First and foremost, it will raise money, from Africa and beyond, and from the public and the private sectors. We need a total of $60-90 billion a year, compared with the $22 billion invested in the sector in 2014. This money will come from a variety of sources. First, we will work with other multi-lateral and bilateral financial institutions to see if we can get investment into the power sector to triple on an annual basis. Second, governments themselves need to play a role. If Africa were to increase its annual spending on energy from 0.4% of GDP to 3.4%, this would solve the problem completely. This could also be done by putting an end to subsidies for products such as kerosene and diesel. Finally, the private sector is very willing to play a significant role. This will require changes in regulation to make the sector more attractive for private capital, but we have seen many examples of significant capital flow where regulations are appropriately structured.

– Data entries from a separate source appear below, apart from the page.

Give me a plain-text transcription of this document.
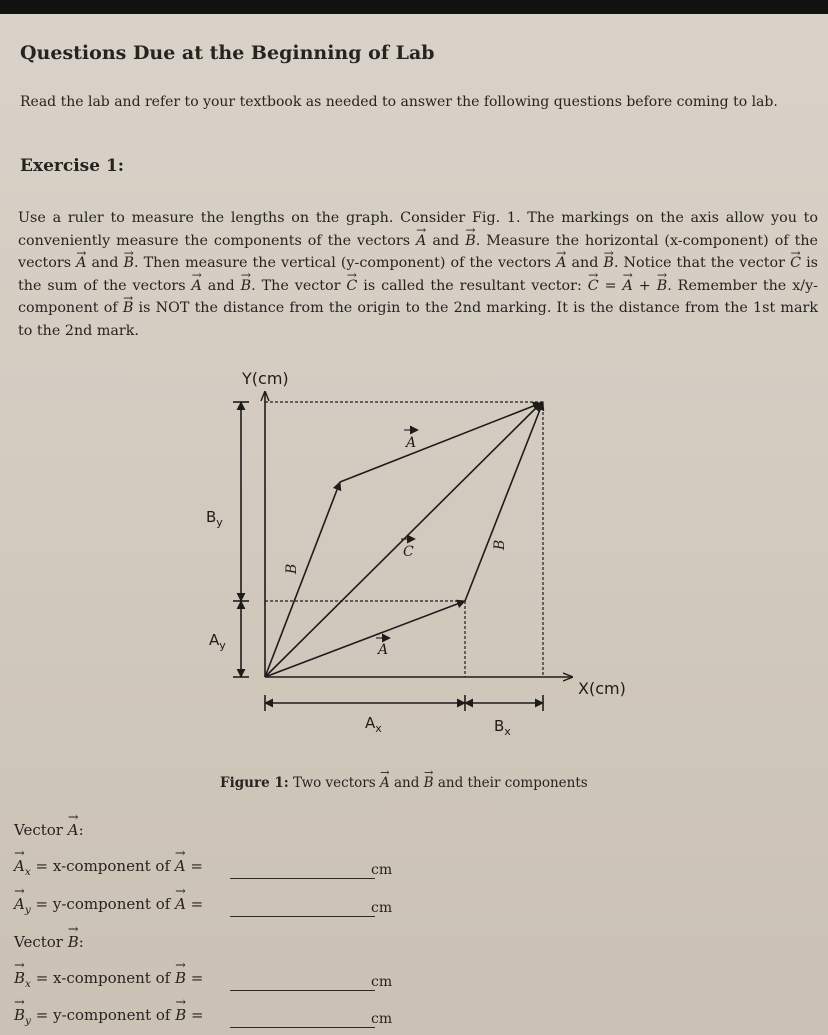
Questions Due at the Beginning of Lab
Read the lab and refer to your textbook as needed to answer the following questions before coming to lab.
Exercise 1:

Use a ruler to measure the lengths on the graph. Consider Fig. 1. The markings on the axis allow you to conveniently measure the components of the vectors → A and → B. Measure the horizontal (x-component) of the vectors → A and → B. Then measure the vertical (y-component) of the vectors → A and → B. Notice that the vector → C is the sum of the vectors → A and → B. The vector → C is called the resultant vector: → C = → A + → B. Remember the x/y-component of → B is NOT the distance from the origin to the 2nd marking. It is the distance from the 1st mark to the 2nd mark.

Y(cm)
X(cm)
$B_y$
$A_y$
$A_x$	$B_x$
A
A
C	B
B
Figure 1: Two vectors → A and → B and their components
Vector → A:
→ $A_x$ = x-component of → A =	cm
→ $A_y$ = y-component of → A =	cm
Vector → B:
→ $B_x$ = x-component of → B =	cm
→ $B_y$ = y-component of → B =	cm
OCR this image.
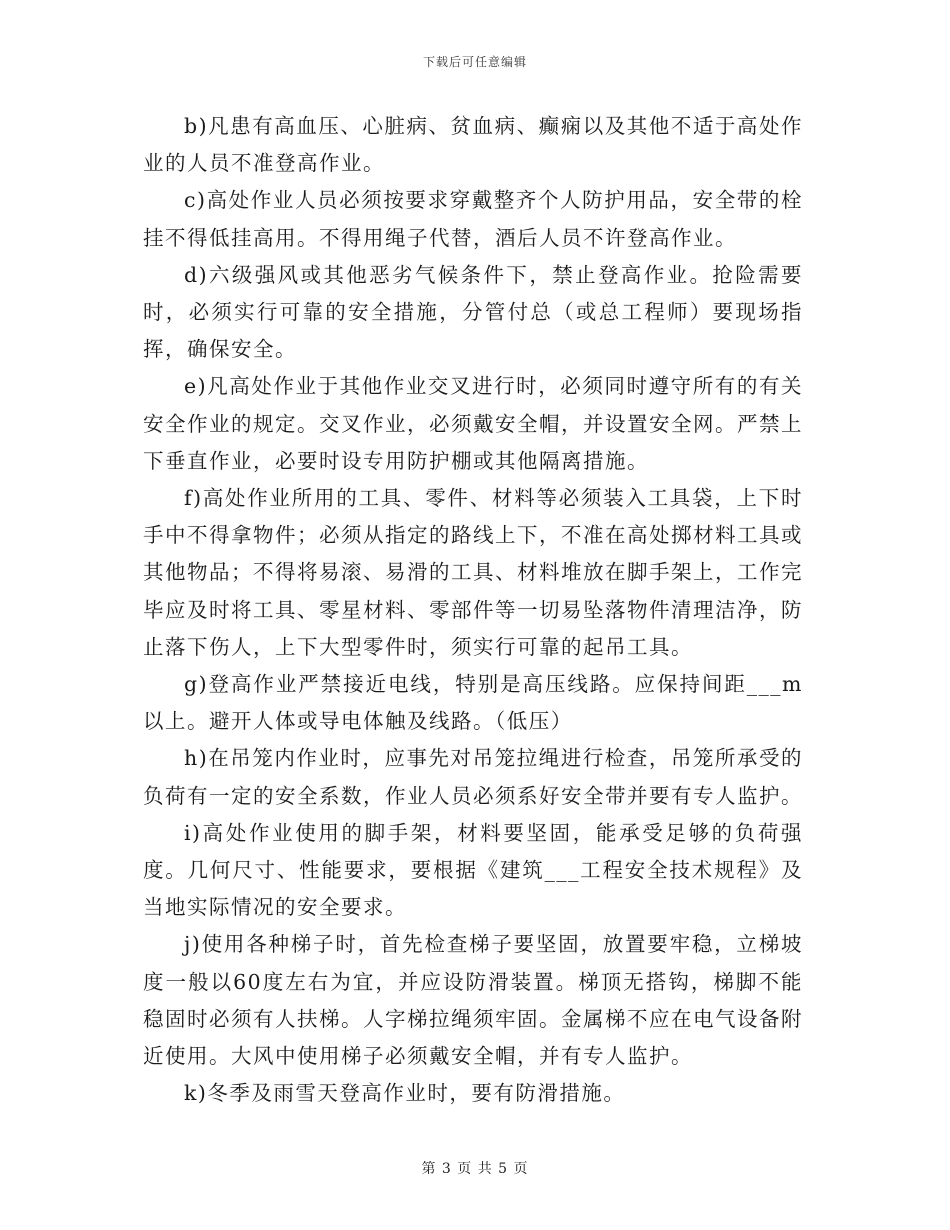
下载后可任意编辑

b)凡患有高血压、心脏病、贫血病、癫痫以及其他不适于高处作业的人员不准登高作业。

c)高处作业人员必须按要求穿戴整齐个人防护用品，安全带的栓挂不得低挂高用。不得用绳子代替，酒后人员不许登高作业。

d)六级强风或其他恶劣气候条件下，禁止登高作业。抢险需要时，必须实行可靠的安全措施，分管付总（或总工程师）要现场指挥，确保安全。

e)凡高处作业于其他作业交叉进行时，必须同时遵守所有的有关安全作业的规定。交叉作业，必须戴安全帽，并设置安全网。严禁上下垂直作业，必要时设专用防护棚或其他隔离措施。

f)高处作业所用的工具、零件、材料等必须装入工具袋，上下时手中不得拿物件；必须从指定的路线上下，不准在高处掷材料工具或其他物品；不得将易滚、易滑的工具、材料堆放在脚手架上，工作完毕应及时将工具、零星材料、零部件等一切易坠落物件清理洁净，防止落下伤人，上下大型零件时，须实行可靠的起吊工具。

g)登高作业严禁接近电线，特别是高压线路。应保持间距___m以上。避开人体或导电体触及线路。（低压）

h)在吊笼内作业时，应事先对吊笼拉绳进行检查，吊笼所承受的负荷有一定的安全系数，作业人员必须系好安全带并要有专人监护。

i)高处作业使用的脚手架，材料要坚固，能承受足够的负荷强度。几何尺寸、性能要求，要根据《建筑___工程安全技术规程》及当地实际情况的安全要求。

j)使用各种梯子时，首先检查梯子要坚固，放置要牢稳，立梯坡度一般以60度左右为宜，并应设防滑装置。梯顶无搭钩，梯脚不能稳固时必须有人扶梯。人字梯拉绳须牢固。金属梯不应在电气设备附近使用。大风中使用梯子必须戴安全帽，并有专人监护。

k)冬季及雨雪天登高作业时，要有防滑措施。

第 3 页 共 5 页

The New Deal is also practical: it will set up the right energy policy environment: laws, regulation, governance; it will build the capacity of national energy utility companies; it will dramatically increase the number of bankable energy projects and the funding pool to deliver them; it will roll out waves of country-wide energy ‘turnarounds’. It will be energy resource neutral, using renewables and non-renewables alike, and technology neutral.
The African Development Bank will manage the New Deal, as well as investing US $12 billion in energy funding over the next five years, attracting up to four times as much from other financiers in the process.
‘I pledge you, I pledge myself to a New Deal for the American people’, said FDR in July 1932. The pledges – financial and political – are being made again on a different continent, over 80 years later. Meeting Africa’s energy challenge is both a moral and an economic imperative. ‘A flick of a switch’ can’t be delivered in an instant, but a flick of a switch is what it will take.